The road leading to Peachtree City’s dog park has been long and winding, but if all goes well, man and his best friend will be enjoying wide-open spaces before school starts again in the fall.

Finding a place for the park in this planned community of 35,000 located 35 miles southwest of Atlanta proved to be the biggest obstacle, but many other lessons have been learned along the way.

Plan that Puppy

The effort to create a dog park began in early 2002, when a city council member brought it up at the annual council retreat, responding to suggestions from constituents. The Recreation Department staff was directed to form a citizen’s committee that included the council member, a representative of the county humane society and interested citizens.

The committee was formed under the direction of the city’s Recreation Commission, adopted by-laws, set up a meeting schedule and started their work. The Recreation staff drew up a list of several potential spots for the park, and arranged a guided tour for the committee. The team began to plan what the park would look like.

They decided it would be at least three acres, on city-owned land, with room to expand if needed. It would be fenced and split into two sections, one for large dogs, and one for small. Trees were preferred for shade, but open space was also desired. A water source was necessary, and amenities such as restrooms for people, drinking water for man and beast and other amenities were discussed. Rules were drafted up for the park’s operation.

One of the unique requirements was that the park had to be accessible to the 100 miles of paved asphalt multi-use paths that connect nearly the entire city. The path system would allow the maximum number of people to visit the park without driving a car, walking or using their golf carts instead… much more environmentally friendly options.

After weeks of reviewing location options, the committee chose Drake Field, which was a bucolic lakeside open space surrounded by trees. It would have been a great spot, but as staff further investigated the site it had to be rejected. The main reason was that the site was being purchased by the city using state green space funding, and the requirements for the grant did not allow such a facility.

It was back to the drawing board, and the committee started going down the list of potential sites to pick the next most likely candidate. So it was that a wooded site was settled upon in the northern part of the city called Kedron.

The Kedron site was challenging. It was half cleared and half in heavily wooded space on land adjacent to an existing field house, swimming pools and multi-purpose rink. The land was sloping and featured ravines and underbrush that would need to be dealt with. It almost looked like this would be the spot when Murphy’s Law struck again.

A local environmental advocate raised an objection to the selection, saying that the sloping site led to the city’s main drinking water source, Lake Peachtree, and that fecal contamination could be washed into it.
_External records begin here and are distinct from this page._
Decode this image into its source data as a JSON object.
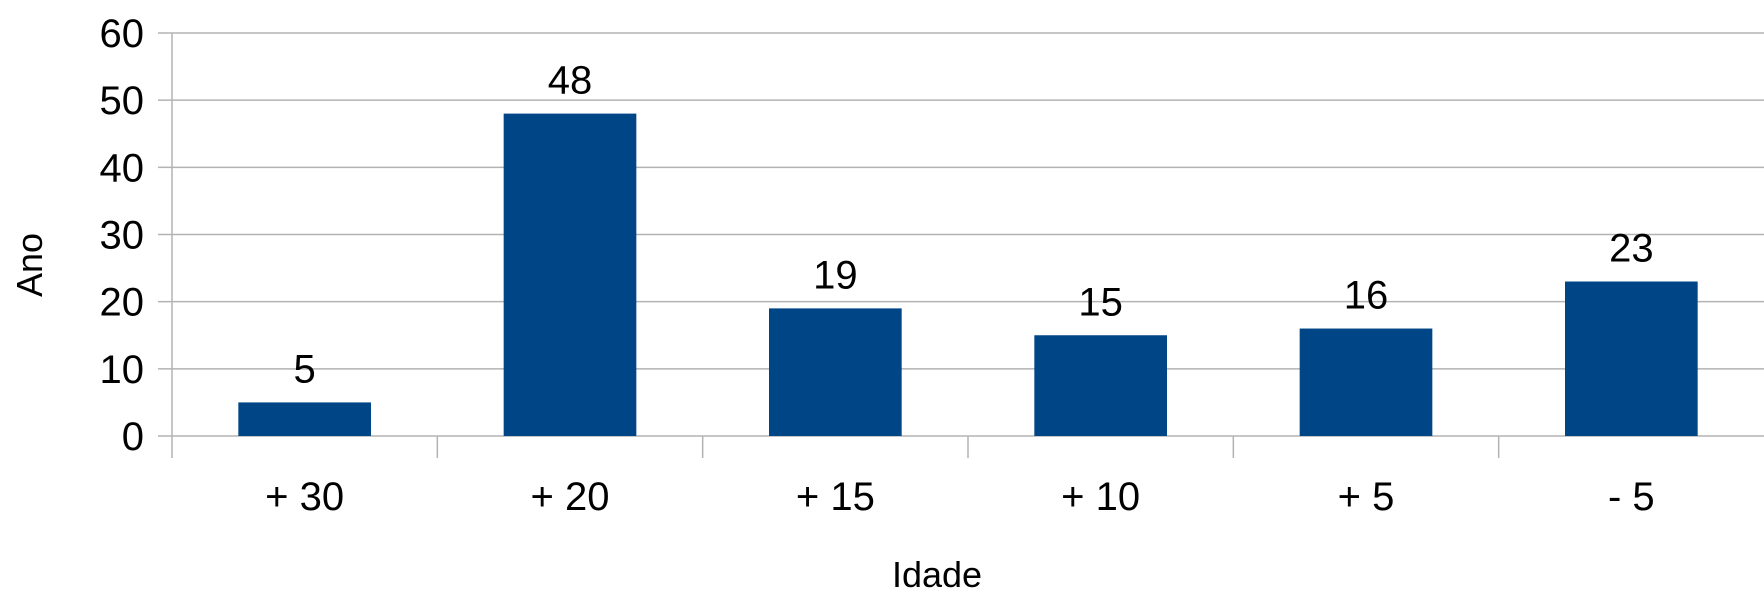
{
  "chart_data": {
    "type": "bar",
    "categories": [
      "+ 30",
      "+ 20",
      "+ 15",
      "+ 10",
      "+ 5",
      "- 5"
    ],
    "values": [
      5,
      48,
      19,
      15,
      16,
      23
    ],
    "data_labels": [
      "5",
      "48",
      "19",
      "15",
      "16",
      "23"
    ],
    "y_ticks": [
      0,
      10,
      20,
      30,
      40,
      50,
      60
    ],
    "ylim": [
      0,
      60
    ],
    "title": "",
    "xlabel": "Idade",
    "ylabel": "Ano",
    "grid": true,
    "legend": "none",
    "colors": {
      "bar": "#004586",
      "grid": "#b3b3b3"
    }
  }
}
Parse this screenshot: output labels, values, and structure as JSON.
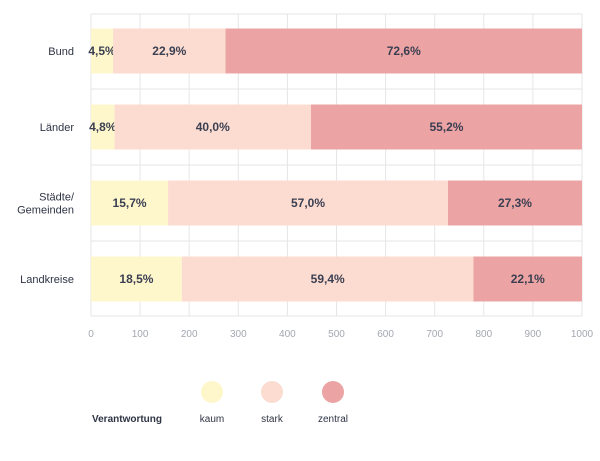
{
  "chart_data": {
    "type": "bar",
    "orientation": "horizontal",
    "stacked": true,
    "categories": [
      [
        "Bund"
      ],
      [
        "Länder"
      ],
      [
        "Städte/",
        "Gemeinden"
      ],
      [
        "Landkreise"
      ]
    ],
    "series": [
      {
        "name": "kaum",
        "color": "#fff7cc",
        "values": [
          45,
          48,
          157,
          185
        ],
        "labels": [
          "4,5%",
          "4,8%",
          "15,7%",
          "18,5%"
        ]
      },
      {
        "name": "stark",
        "color": "#fcdcd1",
        "values": [
          229,
          400,
          570,
          594
        ],
        "labels": [
          "22,9%",
          "40,0%",
          "57,0%",
          "59,4%"
        ]
      },
      {
        "name": "zentral",
        "color": "#eca3a3",
        "values": [
          726,
          552,
          273,
          221
        ],
        "labels": [
          "72,6%",
          "55,2%",
          "27,3%",
          "22,1%"
        ]
      }
    ],
    "xlim": [
      0,
      1000
    ],
    "xticks": [
      "0",
      "100",
      "200",
      "300",
      "400",
      "500",
      "600",
      "700",
      "800",
      "900",
      "1000"
    ],
    "grid": true,
    "legend": {
      "title": "Verantwortung",
      "position": "bottom"
    }
  }
}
County and State EPD experts were consulted and even though the chance was extremely remote, it was determined that the claim was feasible. Mitigating actions would have been expensive and time consuming, so the committee chose not to continue with that site.

The third selection was a site in the southwestern portion of the city adjacent to a large baseball and soccer complex. It bordered a state highway on 22 wooded acres that had been destined for years on a draft master plan to be used for five additional soccer fields. That fact drew criticism from the soccer association.

The baseball association didn’t like the idea because of the potential for unmonitored dogs to be using the baseball fields as restrooms. It was not looking good for this site.

Then somebody suggested a site no one had yet considered, a recreation complex called McIntosh Trail. It was centrally located, intersected the cart path system from many directions, had support facilities available, was in a wooded area that could be partially cleared on flat or gently rolling land and didn’t appear to interfere with anybody else’s activities.

The recreation staff investigated and found more than enough room available. It was decided, and City Council approved this site mid-year, 2004.

“We were very happy with the final site selection,” said Fred Bryant, a retired army officer who had by then become president of the newly formed dog park association, which entered into a formal agreement with the city.